Meikai (Bright Sea) University, Shin-Urayasu, Japan.

This is our promise to continue to provide the Witness at no cost to anyone who desires this information. Just click the icon on the front page, click the appropriate prompt on the second page and the book is yours. We have had well over 4,000 downloads since putting the Witness on-line last December.

Random Note: “Ants On A String Style” Visual Poetry 
May 3rd, 2005 by Administrator

I spent the day yesterday working on visual poetry and I’ve developed a new definition for what I’m doing: “Ants on a string style” visual poetry drawings.
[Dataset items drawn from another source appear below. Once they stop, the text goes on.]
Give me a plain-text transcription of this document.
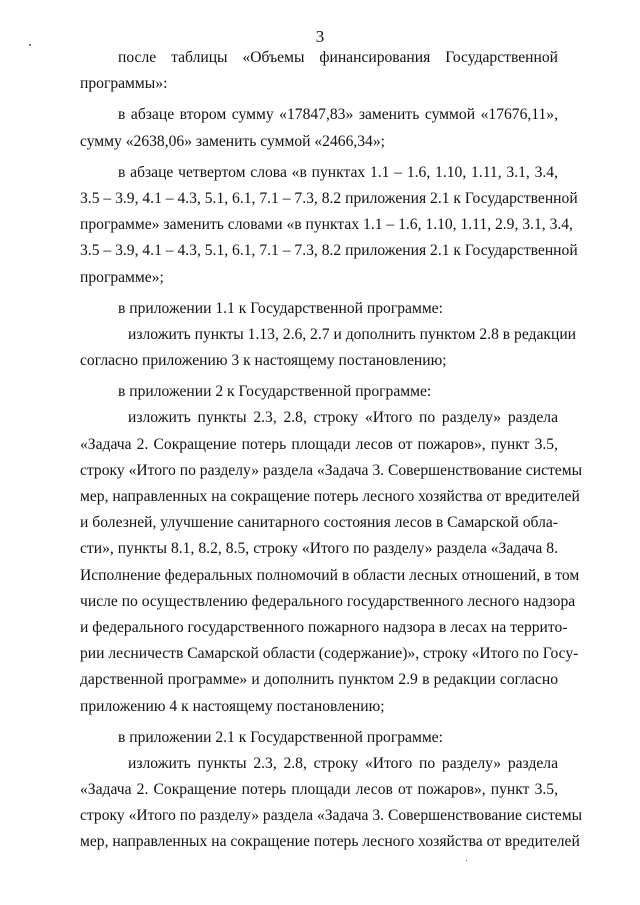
3
после таблицы «Объемы финансирования Государственной
программы»:
в абзаце втором сумму «17847,83» заменить суммой «17676,11»,
сумму «2638,06» заменить суммой «2466,34»;
в абзаце четвертом слова «в пунктах 1.1 – 1.6, 1.10, 1.11, 3.1, 3.4,
3.5 – 3.9, 4.1 – 4.3, 5.1, 6.1, 7.1 – 7.3, 8.2 приложения 2.1 к Государственной
программе» заменить словами «в пунктах 1.1 – 1.6, 1.10, 1.11, 2.9, 3.1, 3.4,
3.5 – 3.9, 4.1 – 4.3, 5.1, 6.1, 7.1 – 7.3, 8.2 приложения 2.1 к Государственной
программе»;
в приложении 1.1 к Государственной программе:
изложить пункты 1.13, 2.6, 2.7 и дополнить пунктом 2.8 в редакции
согласно приложению 3 к настоящему постановлению;
в приложении 2 к Государственной программе:
изложить пункты 2.3, 2.8, строку «Итого по разделу» раздела
«Задача 2. Сокращение потерь площади лесов от пожаров», пункт 3.5,
строку «Итого по разделу» раздела «Задача 3. Совершенствование системы
мер, направленных на сокращение потерь лесного хозяйства от вредителей
и болезней, улучшение санитарного состояния лесов в Самарской обла-
сти», пункты 8.1, 8.2, 8.5, строку «Итого по разделу» раздела «Задача 8.
Исполнение федеральных полномочий в области лесных отношений, в том
числе по осуществлению федерального государственного лесного надзора
и федерального государственного пожарного надзора в лесах на террито-
рии лесничеств Самарской области (содержание)», строку «Итого по Госу-
дарственной программе» и дополнить пунктом 2.9 в редакции согласно
приложению 4 к настоящему постановлению;
в приложении 2.1 к Государственной программе:
изложить пункты 2.3, 2.8, строку «Итого по разделу» раздела
«Задача 2. Сокращение потерь площади лесов от пожаров», пункт 3.5,
строку «Итого по разделу» раздела «Задача 3. Совершенствование системы
мер, направленных на сокращение потерь лесного хозяйства от вредителей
Words follow the contours of the drawn, painted,or engraved line in this style of visual poetry and may be seen as inhabiting the same line in a positive “upside” or negative “downside” manner. The words may be read linearly forwards or backwards, or in an alternating manner from positive to negative, etc. Examples of this style may be seen at Ubu-web, and at the Vortice Argentina website under my name.
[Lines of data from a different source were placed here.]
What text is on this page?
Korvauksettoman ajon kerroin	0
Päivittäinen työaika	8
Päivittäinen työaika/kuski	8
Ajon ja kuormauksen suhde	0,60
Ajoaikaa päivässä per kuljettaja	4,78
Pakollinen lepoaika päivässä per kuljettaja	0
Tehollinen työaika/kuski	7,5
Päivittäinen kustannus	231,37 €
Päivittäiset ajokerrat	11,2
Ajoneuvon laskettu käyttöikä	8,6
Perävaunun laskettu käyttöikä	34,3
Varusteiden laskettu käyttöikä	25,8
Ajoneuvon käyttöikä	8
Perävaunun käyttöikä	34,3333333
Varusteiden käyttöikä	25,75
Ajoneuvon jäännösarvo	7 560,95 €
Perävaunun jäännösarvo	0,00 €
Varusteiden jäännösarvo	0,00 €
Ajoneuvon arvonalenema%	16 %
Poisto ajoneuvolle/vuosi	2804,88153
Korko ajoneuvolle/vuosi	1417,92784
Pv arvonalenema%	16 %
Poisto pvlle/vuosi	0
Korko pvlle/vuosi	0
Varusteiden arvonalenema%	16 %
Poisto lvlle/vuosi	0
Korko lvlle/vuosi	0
Jared Pearce–A Map to Twenty-Six Dimensions 
May 3rd, 2005 by Administrator

My mail box continues to bring me gifts. Jared Pearce’s A Map to Twenty-Six Dimensions was an unexpected surprise. With its beautiful sunflower cover and poems that, as the author explains, are snapshots of the same “scenes of a life” taken from different positions–different perspectives–and in an abstrusely metaphysical leap of reasoning based on String theory, different dimensions–the poet offers a map-like spread of impressive writing. I’d like to include one such offering below:

Love

The inside curve lips around–a membrane
totally impervious to spoken language and
roaring on its own,

And the way gravity washes
itself on one’s skin purls
or crashes the whole tube:

The interplay
from trough to crest is one graceful motion
while the point we hold lies

Perfectly still, embraced
in one long dream of the cosmos
swimming into life;
An event so liberating
because though it feels like everything
swells and expires, we haven’t really moved

That we can tell.
We’ve surfaced and seen
the world, finally standing in
one place–every buoy,
every tress, every rafter.

My apologies to Jared: this blogging system doesn’t allow me to include the delicate enjambments of his fine poem–but I couldn’t resist including it.
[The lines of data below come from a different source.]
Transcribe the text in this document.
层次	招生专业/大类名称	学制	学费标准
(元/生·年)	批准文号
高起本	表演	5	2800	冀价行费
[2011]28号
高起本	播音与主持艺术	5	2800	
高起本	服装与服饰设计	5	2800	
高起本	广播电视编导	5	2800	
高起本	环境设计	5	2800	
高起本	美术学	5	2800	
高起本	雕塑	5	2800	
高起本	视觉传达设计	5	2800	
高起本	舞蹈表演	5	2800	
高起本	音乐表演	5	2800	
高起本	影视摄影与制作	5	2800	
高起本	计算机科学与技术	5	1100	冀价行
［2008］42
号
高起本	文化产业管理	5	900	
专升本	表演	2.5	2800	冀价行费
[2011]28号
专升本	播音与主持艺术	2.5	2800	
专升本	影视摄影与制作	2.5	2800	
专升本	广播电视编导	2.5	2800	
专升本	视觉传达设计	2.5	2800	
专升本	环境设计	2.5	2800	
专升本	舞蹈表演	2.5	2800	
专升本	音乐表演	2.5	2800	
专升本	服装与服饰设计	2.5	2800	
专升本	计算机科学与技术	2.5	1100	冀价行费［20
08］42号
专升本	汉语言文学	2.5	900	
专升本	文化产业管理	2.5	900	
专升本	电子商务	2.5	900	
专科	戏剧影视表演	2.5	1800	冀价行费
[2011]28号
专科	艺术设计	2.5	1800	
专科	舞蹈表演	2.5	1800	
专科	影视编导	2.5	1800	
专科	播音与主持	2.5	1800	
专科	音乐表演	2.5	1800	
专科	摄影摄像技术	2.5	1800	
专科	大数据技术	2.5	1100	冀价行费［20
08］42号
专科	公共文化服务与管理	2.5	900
Contact Jared Pearce for copies at jcpearceATbsu.edu, or write to him at 301 N. Reserve St./Muncie, IN. 47303.

Willard Bohn’s Modern Visual Poetry 
May 3rd, 2005 by Administrator

Willard Bohn presents the whole range of visual poetry from the Futurists to Concrete and Lettrist poets. He speculates on the origins of vispo (advertising art of the 19th c., Mallarme, and especially Chinese ideograms) and leaves us with possible vispoetries of the future in the form of the Holopoems of Eduardo Kac and the melding of arts taking place on the world wide web. In between these poles Bohn gives us sensitive readings of Apollinaire, Severini, and the remarkable Mexican poet (and pioneer of Western Haiku) Jose Juan Tablada. The Campos brothers, Emmet Williams, Dick Higgens, and a host of well-known writers are discussed, but it is the lesser-knowns and the samplings of work from rare publications that fascinate me most. Names like Vicenc Sole de Sojo, and the Catalan vispoet J.V. Foix and his dazzling work are totally new to me. Bohn includes close to the text translations of each poem as he explains it, so English readers can follow along without trouble. Visual poetry is a vital current in both the art and literature of the 20th century. Bohn gives thought-provoking definitions of the permutations of this compelling fusion of genres. In short, I cannot recommend this book highly enough. Get it from the University of Delaware Press.